Date: Sun, 30 Jan 2005 12:33:40 +1000
Message-ID: <41FC4784.8060905@torque.net>
References: <1106954650.9862.61.camel@plap> <1106977566.9862.102.camel@plap> <1107017081.4535.29.camel@mulgrave> <20050129193421.GA7573@us.ibm.com>
Reply-To: dougg@torque.net
Mime-Version: 1.0
Content-Type: text/plain; charset=us-ascii; format=flowed
Content-Transfer-Encoding: 7bit
Return-path: <linux-scsi-owner@vger.kernel.org>
Received: from borg.st.net.au ([65.23.158.22]:63663 "EHLO borg.st.net.au")
	by vger.kernel.org with ESMTP id S261631AbVA3CdX (ORCPT
	<rfc822;linux-scsi@vger.kernel.org>);
	Sat, 29 Jan 2005 21:33:23 -0500
In-Reply-To: <20050129193421.GA7573@us.ibm.com>
Sender: linux-scsi-owner@vger.kernel.org
List-Id: linux-scsi@vger.kernel.org
To: Patrick Mansfield <patmans@us.ibm.com>
Cc: James Bottomley <James.Bottomley@SteelEye.com>, Andrew Vasquez <andrew.vasquez@qlogic.com>, SCSI Mailing List <linux-scsi@vger.kernel.org>

Patrick Mansfield wrote:
> On Sat, Jan 29, 2005 at 10:44:41AM -0600, James Bottomley wrote:
> 
>>On Fri, 2005-01-28 at 21:46 -0800, Andrew Vasquez wrote:
>>
>>>Returning back DID_IMM_RETRY for these 'transport' related conditions
>>>would of course help in this issue -- but at the same time bring with it
>>>several side-effects which may not be desirable.
>>>
>>>So, beyond this particular circumstance, what would be considered a
>>>'proper' return status for this type of event? 
>>
>>Well, the correct return, since this is a condition from the storage, is
>>simply the check condition and the sense code (rather than having the
>>driver interpret it).
> 
> 
> But the transport hit a failure, not the storage device.
> 
> I thought Andrew hit this sequence:
> 
> 	- pull / replace cable
> 
> 	- IO resumes but gets NOT_READY (the device could be logging back
> 	  into the fibre or such)
> 
> 	- a FC transport problem is hit, DID_BUSY_BUSY is returned, but
> 	  scmd->retries has already been exhausted by the NOT_READY
> 
> Did I misread something?

Patrick,
I was also thinking of commenting on this. It depends on
where the failure is:
   a) between the device server (target) and a logical unit (lu)
   b) in the service delivery subsystem between the
      initiator (port) and the target (port).
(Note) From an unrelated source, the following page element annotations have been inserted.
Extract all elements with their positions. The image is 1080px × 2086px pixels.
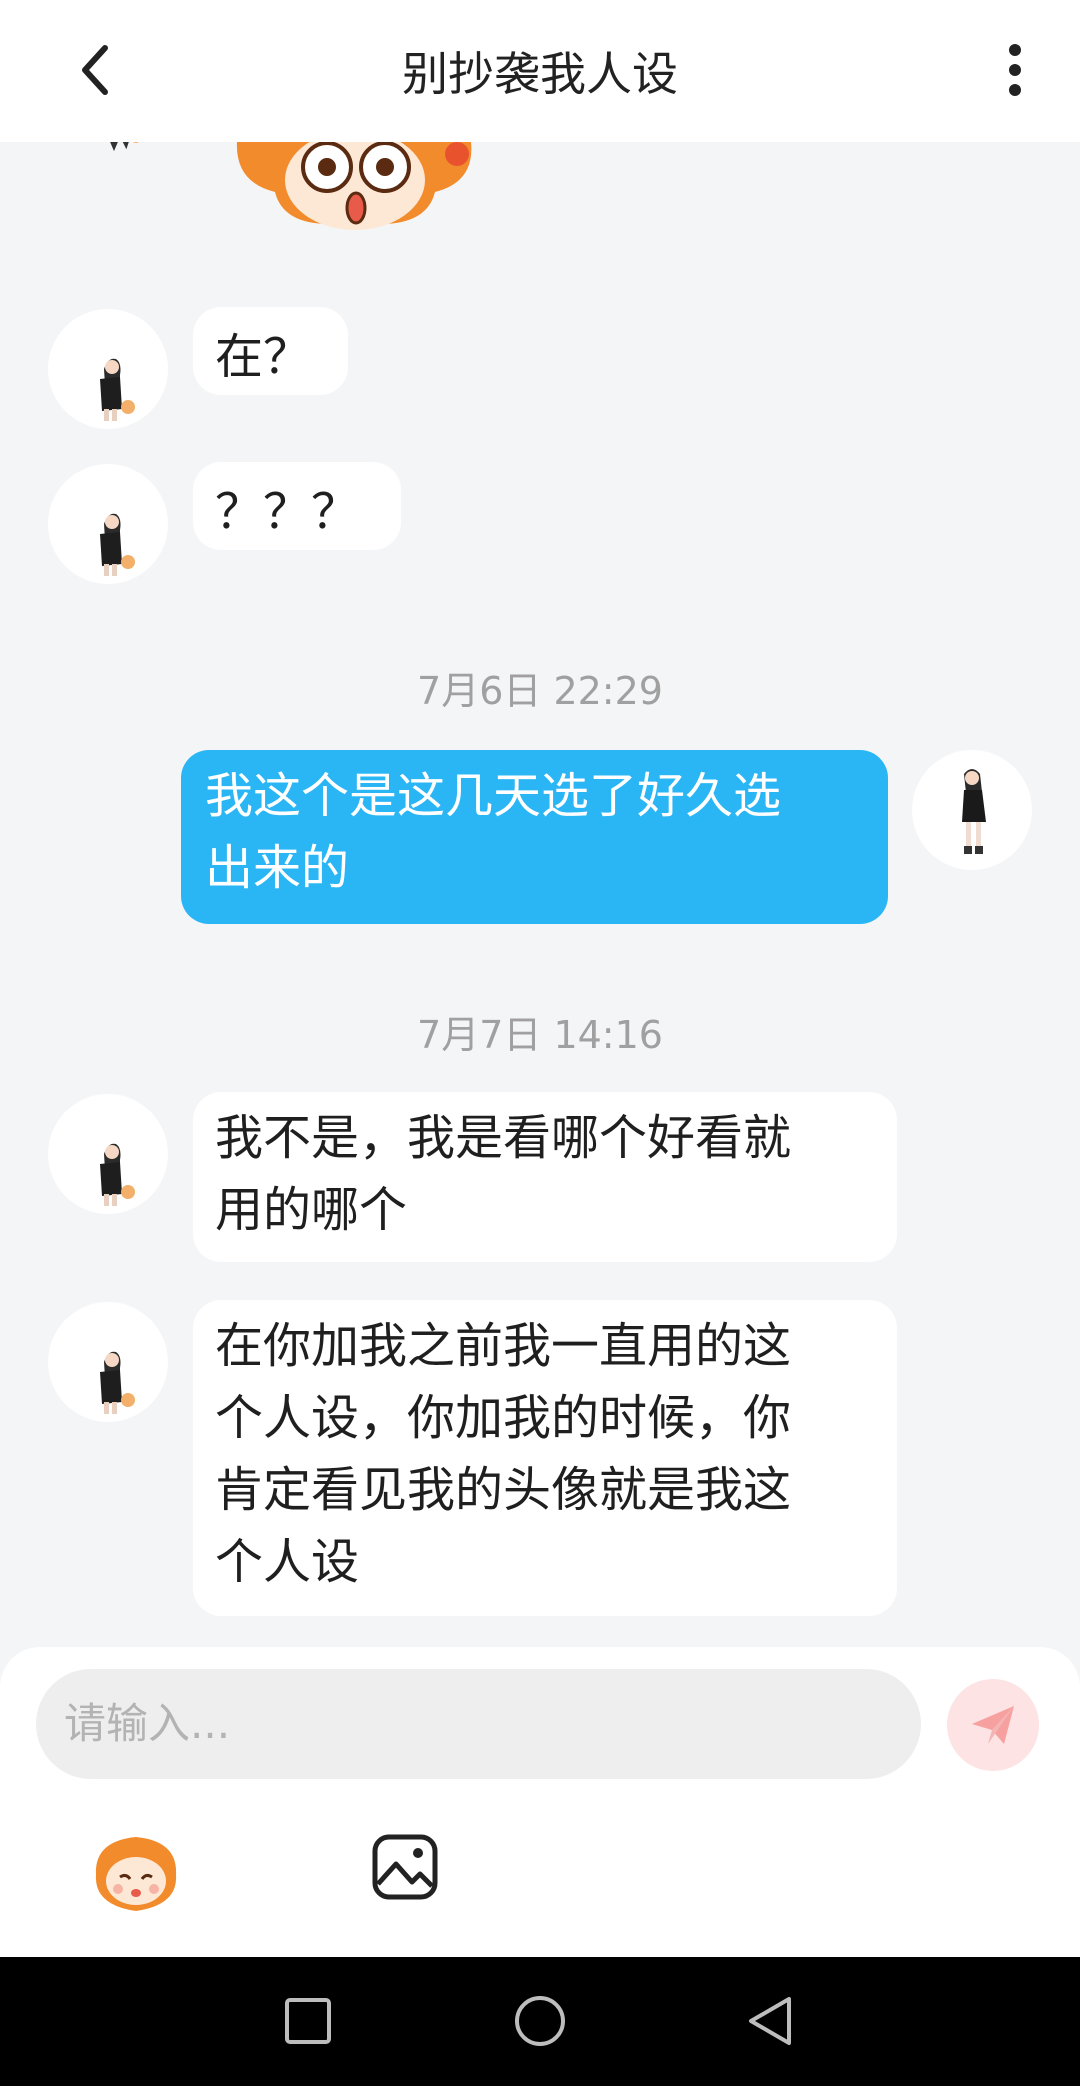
message-text: 在？ (215, 329, 312, 385)
more-options-button[interactable] (990, 30, 1040, 110)
sticker-cartoon-face (236, 142, 472, 230)
send-icon (972, 1706, 1014, 1744)
top-bar: 别抄袭我人设 (0, 0, 1080, 142)
composer: 请输入... (0, 1647, 1080, 1957)
message-text-line: 我不是，我是看哪个好看就 (215, 1110, 792, 1166)
avatar-self[interactable] (912, 750, 1032, 870)
timestamp: 7月7日 14:16 (417, 1013, 663, 1057)
home-icon (515, 1996, 565, 2046)
avatar-other[interactable] (48, 464, 168, 584)
home-button[interactable] (500, 1981, 580, 2061)
avatar-girl-standing-icon (962, 769, 986, 854)
avatar-girl-icon (100, 513, 135, 576)
avatar-girl-icon (100, 358, 135, 421)
system-navigation-bar (0, 1957, 1080, 2086)
timestamp: 7月6日 22:29 (417, 669, 663, 713)
message-text-line: 出来的 (205, 840, 350, 896)
image-icon (372, 1834, 438, 1900)
back-triangle-icon (749, 1997, 791, 2045)
emoji-button[interactable] (90, 1827, 182, 1919)
avatar-partial (110, 142, 139, 152)
message-bubble-self[interactable]: 我这个是这几天选了好久选 出来的 (181, 750, 888, 924)
avatar-girl-icon (100, 1351, 135, 1414)
recent-apps-button[interactable] (268, 1981, 348, 2061)
page-title: 别抄袭我人设 (402, 47, 678, 101)
system-back-button[interactable] (730, 1981, 810, 2061)
avatar-girl-icon (100, 1143, 135, 1206)
chat-area[interactable]: 在？ ？？？ 7月6日 22:29 我这个是这几天选了好久选 出来的 7月7日 … (0, 142, 1080, 1647)
message-text-line: 个人设 (215, 1534, 360, 1590)
avatar-other[interactable] (48, 309, 168, 429)
message-bubble-other[interactable]: 在你加我之前我一直用的这 个人设，你加我的时候，你 肯定看见我的头像就是我这 个… (193, 1300, 897, 1616)
send-button[interactable] (947, 1679, 1039, 1771)
message-text-line: 肯定看见我的头像就是我这 (215, 1462, 792, 1518)
more-vertical-icon (1009, 44, 1021, 96)
avatar-other[interactable] (48, 1302, 168, 1422)
emoji-sticker-icon (95, 1837, 177, 1911)
message-bubble-other[interactable]: ？？？ (193, 462, 401, 550)
message-text-line: 在你加我之前我一直用的这 (215, 1318, 792, 1374)
avatar-other[interactable] (48, 1094, 168, 1214)
message-text-line: 用的哪个 (215, 1182, 408, 1238)
message-text: ？？？ (215, 484, 360, 540)
message-bubble-other[interactable]: 我不是，我是看哪个好看就 用的哪个 (193, 1092, 897, 1262)
message-input[interactable]: 请输入... (36, 1669, 921, 1779)
message-text-line: 我这个是这几天选了好久选 (205, 768, 782, 824)
image-button[interactable] (370, 1832, 440, 1902)
recent-apps-icon (285, 1998, 331, 2044)
message-text-line: 个人设，你加我的时候，你 (215, 1390, 792, 1446)
message-bubble-other[interactable]: 在？ (193, 307, 348, 395)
James's explanation covers case a) (i.e. the device server
should constuct appropriate sense data and a SCSI status
in response to the current and future SCSI commands.
In case b) the reponse is transport dependent.
For example, in the case of SAS there are two further
situations:
    1) the failure occurs on a direct connect between the
       initiator (port) and the target (port) [e.g. between
       a HBA port and a target port on a disk].
       Then a low level state machine (phy/link layer) on
       the HBA will notice the problem
    2) the failure occurs between an expander and an end
       device (e.g. a tape drive). Then the expander issues
       a BROADCAST(CHANGE) link layer primitive which the
       initiator(s) will receive. In reponse to this the
       initiator(s) should do another discovery process
       to find the new topology (via SMP).

Also both of these situations are detected in real time
(more or less), not when the next command is issued.
New SCSI commands will fail relatively quickly when
the SAS HBA fails to open a connection to the target.
SCSI commands "in flight" to an effected target should
trigger connection timeouts in the initiator.

Doug Gilbert